SE Queens elected speak on charters |

Loss of incoming grants designed to draw more students and space for extracurricular activities were some of the reasons behind last week’s withdrawal of proposals for the co-location of elementary schools within the Catherine & Count Basie Middle School in Rochdale and the Springfield Gardens Educational Complex.

Eva Moskowitz, the founder and CEO of Success Academy Schools, told the Queens Chronicle that both claims were bogus and were simply anti-charter rhetoric to prevent school-choice for parents seeking a better education for their children.

“We have no impact on the footprint of the co-located schools,” Moskowitz said regarding claims that a co-location would take away space for supplementary activities at The Springfield Gardens Educational Complex, located at 143-10 Springfield Blvd. empirical reality over 17 years at 49 schools.”

As far as co-locating elementary school students with high schoolers, Moskowitz said that Success Academy has six such co-locations, so combining schools with youngsters and teens is not a disaster waiting to happen.

“We are familiar on how to manage that,” said Moskowitz. “This is not a real argument.”

Council Majority Whip Selvena Brooks-Powers (D-South Ozone Park), however, feels as though the concerns of students losing space for activities and grant funding, which could help the schools grow their campus population were no small matters.

“As a parent, I don’t think I would want my kids in the same space as teenagers and I think that is a legitimate concern,” she said.

Brooks-Powers also doesn’t want the students to possibly lose out on extracurricular activities. At the SGEC, she was a part of a walking tour of the campus and saw the spaces for the nursing and the veterinary programs. She also believes the supplementary education will also help to set up the students for careers after high school.

Brooks-Powers told the Chronicle that she has been providing capital funding to the schools to help them improve.

Councilwoman Nantasha Williams (D-Queens Village) is not against charter schools, but does not believe they should be implemented to the detriment of district schools.

“I’ve met people that absolutely don’t like the system and people who can’t talk enough about them,” Williams said. “For me it’s not charter schools coming into the community, but how are they coming to the community. Are there other places that could be used that is not co-located within a public school?”

Moskowitz said that elementary school parents should not have to wait for a new building to be erected for space for a new school, especially in Southeast Queens where schools are under capacity.

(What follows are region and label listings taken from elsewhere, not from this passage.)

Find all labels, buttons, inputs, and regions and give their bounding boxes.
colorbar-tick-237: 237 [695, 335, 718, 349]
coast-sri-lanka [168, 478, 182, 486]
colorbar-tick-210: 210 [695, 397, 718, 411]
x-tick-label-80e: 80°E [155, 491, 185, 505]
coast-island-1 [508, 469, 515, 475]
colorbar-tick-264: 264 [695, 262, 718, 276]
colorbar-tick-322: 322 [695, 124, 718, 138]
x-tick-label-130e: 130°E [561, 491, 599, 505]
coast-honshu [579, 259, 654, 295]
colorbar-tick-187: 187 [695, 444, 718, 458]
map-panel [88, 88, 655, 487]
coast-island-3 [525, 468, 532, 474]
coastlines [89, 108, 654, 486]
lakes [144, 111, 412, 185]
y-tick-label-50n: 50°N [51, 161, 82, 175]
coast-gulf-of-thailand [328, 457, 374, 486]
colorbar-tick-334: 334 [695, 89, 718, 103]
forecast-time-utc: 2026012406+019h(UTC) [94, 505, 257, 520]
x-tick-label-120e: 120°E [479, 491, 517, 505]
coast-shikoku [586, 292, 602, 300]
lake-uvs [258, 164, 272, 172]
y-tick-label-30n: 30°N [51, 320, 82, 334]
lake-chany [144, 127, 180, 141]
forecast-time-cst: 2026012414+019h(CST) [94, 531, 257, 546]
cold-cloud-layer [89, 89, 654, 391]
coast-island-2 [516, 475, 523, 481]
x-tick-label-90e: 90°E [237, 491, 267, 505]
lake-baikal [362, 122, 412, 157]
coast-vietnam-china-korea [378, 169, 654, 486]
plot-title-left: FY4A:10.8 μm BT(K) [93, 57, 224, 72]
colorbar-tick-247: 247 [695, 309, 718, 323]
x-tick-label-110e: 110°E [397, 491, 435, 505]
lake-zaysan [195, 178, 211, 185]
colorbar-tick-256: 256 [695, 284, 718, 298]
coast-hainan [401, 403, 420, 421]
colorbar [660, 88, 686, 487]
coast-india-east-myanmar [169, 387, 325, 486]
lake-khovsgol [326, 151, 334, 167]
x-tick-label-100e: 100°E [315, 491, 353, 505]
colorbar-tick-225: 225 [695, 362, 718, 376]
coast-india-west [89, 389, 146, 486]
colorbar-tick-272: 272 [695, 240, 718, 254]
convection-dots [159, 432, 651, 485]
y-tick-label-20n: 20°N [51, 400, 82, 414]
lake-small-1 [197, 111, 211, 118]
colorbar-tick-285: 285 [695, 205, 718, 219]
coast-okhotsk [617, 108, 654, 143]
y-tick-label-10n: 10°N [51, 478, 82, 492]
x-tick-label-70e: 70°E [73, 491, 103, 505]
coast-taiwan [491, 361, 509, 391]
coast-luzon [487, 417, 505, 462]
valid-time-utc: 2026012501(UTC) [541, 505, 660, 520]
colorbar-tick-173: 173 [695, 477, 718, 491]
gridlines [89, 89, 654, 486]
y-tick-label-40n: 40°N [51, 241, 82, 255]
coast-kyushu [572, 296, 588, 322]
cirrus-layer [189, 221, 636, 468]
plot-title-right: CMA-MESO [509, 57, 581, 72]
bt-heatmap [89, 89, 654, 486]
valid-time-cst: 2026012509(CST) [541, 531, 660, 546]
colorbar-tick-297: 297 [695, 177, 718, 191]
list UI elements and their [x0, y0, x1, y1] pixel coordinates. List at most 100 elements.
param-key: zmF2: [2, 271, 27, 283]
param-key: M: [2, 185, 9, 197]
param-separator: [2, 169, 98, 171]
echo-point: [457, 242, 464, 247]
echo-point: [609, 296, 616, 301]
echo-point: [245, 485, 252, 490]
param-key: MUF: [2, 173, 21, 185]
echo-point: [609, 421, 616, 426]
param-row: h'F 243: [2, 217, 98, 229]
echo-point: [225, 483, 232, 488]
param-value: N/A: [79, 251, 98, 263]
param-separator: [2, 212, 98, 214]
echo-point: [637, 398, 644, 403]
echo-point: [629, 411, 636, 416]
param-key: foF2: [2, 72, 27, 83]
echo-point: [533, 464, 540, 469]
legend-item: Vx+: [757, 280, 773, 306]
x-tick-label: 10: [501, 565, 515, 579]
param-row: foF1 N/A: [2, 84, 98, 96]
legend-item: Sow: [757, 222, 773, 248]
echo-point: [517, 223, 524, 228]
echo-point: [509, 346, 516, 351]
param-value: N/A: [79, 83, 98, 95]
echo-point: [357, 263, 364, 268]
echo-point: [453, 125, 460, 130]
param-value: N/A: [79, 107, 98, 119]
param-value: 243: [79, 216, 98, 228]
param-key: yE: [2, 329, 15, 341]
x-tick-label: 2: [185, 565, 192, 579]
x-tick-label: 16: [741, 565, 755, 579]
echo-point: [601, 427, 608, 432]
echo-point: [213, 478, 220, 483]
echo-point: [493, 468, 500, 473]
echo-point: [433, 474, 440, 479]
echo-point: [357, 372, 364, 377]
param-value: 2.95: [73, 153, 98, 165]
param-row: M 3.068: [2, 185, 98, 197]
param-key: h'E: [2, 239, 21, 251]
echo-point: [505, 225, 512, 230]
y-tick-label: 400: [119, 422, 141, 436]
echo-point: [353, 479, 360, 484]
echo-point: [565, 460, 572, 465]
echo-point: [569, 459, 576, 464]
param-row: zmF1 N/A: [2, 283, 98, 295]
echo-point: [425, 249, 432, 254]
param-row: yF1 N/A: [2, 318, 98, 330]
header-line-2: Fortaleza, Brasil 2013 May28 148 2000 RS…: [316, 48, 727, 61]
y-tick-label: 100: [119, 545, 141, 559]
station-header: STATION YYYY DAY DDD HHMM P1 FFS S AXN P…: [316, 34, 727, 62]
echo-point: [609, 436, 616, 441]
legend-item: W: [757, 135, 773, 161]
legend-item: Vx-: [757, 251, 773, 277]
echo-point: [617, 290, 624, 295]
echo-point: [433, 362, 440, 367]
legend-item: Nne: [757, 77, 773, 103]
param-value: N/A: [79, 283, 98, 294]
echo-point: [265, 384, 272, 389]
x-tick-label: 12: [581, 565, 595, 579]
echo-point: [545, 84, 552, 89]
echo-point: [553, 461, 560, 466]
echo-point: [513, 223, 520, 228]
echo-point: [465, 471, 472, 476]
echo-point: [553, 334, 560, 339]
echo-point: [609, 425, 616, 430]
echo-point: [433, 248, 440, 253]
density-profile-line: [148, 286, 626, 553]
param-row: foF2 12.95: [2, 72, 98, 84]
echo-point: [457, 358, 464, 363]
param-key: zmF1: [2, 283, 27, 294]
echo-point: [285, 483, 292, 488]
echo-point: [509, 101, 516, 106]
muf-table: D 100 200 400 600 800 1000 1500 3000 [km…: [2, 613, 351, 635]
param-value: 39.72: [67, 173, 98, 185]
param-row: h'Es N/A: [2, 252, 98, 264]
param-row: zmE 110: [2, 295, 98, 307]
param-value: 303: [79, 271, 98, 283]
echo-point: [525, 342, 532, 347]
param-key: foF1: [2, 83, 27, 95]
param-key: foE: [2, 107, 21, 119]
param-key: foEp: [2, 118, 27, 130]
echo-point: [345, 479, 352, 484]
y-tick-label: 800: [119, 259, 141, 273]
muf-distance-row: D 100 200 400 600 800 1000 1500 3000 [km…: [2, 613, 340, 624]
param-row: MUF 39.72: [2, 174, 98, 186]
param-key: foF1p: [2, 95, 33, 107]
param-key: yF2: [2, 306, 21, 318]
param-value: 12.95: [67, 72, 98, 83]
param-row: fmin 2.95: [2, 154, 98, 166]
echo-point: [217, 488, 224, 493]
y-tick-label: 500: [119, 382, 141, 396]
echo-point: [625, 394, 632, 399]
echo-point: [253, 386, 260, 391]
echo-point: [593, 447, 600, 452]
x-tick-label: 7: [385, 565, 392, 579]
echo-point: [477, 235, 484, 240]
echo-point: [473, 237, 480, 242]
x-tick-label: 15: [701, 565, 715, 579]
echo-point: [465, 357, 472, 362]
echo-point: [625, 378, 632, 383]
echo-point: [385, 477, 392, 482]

Both Williams and Brooks-Powers say there are charter schools in their areas that utilize their own buildings without encroaching in district buildings.

Moskowitz told the Chronicle that the charters school program had long signup lists for the SGEC, and the Catherine and Count Basie Middle School, located at 133-25 Guy R. Brewer Blvd.

Williams said that district schools are not incapable of improving and attracting students, but the bureaucracy at the city’s Department of Education is to blame.

“There are many constraints that charter schools don’t have,” Williams said. “Charter schools are able to use innovative models of teaching and experiment in the best way to teach students… this is why parents love charter schools, but not all students do better in that type of environment.

“Maybe some students need something else. Breaking the silos of the DOE and breaking down its bureaucracy so principals can really serve and provide the needs of their schools is something that is really important. They just need the resources to do that.”